Some stores require you to use the app for order pickup. Why they have the Menards app installed I have no clue. They’ve always been way behind with e-commerce, but their website works perfectly fine.
Some stores require you to use the app for order pickup.
Sounds like a store to avoid like the plague.
I wish sites that do have PWAs would stop funneling people towards their app.
Especially Patreon, where patronages started using their app would be 30% more expensive for their users than patronages started through their website because of the Apple (and probably Google) tax. Patreon is aware of this tax but keeps advertising their fucking stupid app! You have a Progressive Web App that’s works perfectly! Stop it! Get some help!I have never encounteted a PWA that works better than a website OR an app - this from users actual usability viewpoint. They are a cancer, that sits right in between the worst of both worlds.
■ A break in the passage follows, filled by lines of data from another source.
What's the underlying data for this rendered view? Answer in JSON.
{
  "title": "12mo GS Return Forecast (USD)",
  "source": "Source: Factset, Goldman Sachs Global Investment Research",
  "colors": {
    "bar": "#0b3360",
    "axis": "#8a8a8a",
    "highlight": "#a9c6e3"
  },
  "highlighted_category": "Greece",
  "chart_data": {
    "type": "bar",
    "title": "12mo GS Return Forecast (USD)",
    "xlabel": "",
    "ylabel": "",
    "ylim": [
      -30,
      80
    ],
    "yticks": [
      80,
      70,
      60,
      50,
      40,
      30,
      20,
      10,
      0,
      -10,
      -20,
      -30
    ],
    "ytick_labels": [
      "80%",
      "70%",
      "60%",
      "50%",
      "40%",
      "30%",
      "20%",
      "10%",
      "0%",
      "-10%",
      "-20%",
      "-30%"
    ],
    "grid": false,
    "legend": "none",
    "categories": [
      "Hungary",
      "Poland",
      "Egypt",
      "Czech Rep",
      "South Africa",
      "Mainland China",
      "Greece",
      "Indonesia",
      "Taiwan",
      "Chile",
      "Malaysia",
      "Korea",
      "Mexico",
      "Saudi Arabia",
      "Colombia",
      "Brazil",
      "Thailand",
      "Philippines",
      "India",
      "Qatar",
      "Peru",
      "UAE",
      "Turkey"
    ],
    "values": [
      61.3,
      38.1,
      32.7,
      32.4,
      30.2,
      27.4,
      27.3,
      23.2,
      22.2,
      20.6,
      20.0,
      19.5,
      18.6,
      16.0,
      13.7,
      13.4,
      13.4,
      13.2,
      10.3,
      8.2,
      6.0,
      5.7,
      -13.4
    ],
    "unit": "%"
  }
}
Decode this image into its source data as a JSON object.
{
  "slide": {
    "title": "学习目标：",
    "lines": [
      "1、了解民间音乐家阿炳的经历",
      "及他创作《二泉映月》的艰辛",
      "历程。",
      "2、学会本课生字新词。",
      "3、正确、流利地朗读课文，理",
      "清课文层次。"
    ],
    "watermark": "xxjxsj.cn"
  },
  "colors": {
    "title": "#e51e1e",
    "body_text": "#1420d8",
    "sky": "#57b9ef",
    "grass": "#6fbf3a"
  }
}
Twitter had some great outcomes when they rolled out their PWA: https://web.dev/case-studies/twitter
Twitter Lite is now the fastest, least expensive, and most reliable way to use Twitter. The web app rivals the performance of our native apps but requires less than 3% of the device storage space compared to Twitter for Android.
65% increase in pages per session
75% increase in Tweets sent
20% decrease in bounce rateyet they kept pushing their native apps, probably because they can collect more data through them. The web is way more sandboxed than regular apps.
That’s less an endorsement of PWAs and more a condemnation of how garbage the native app always was.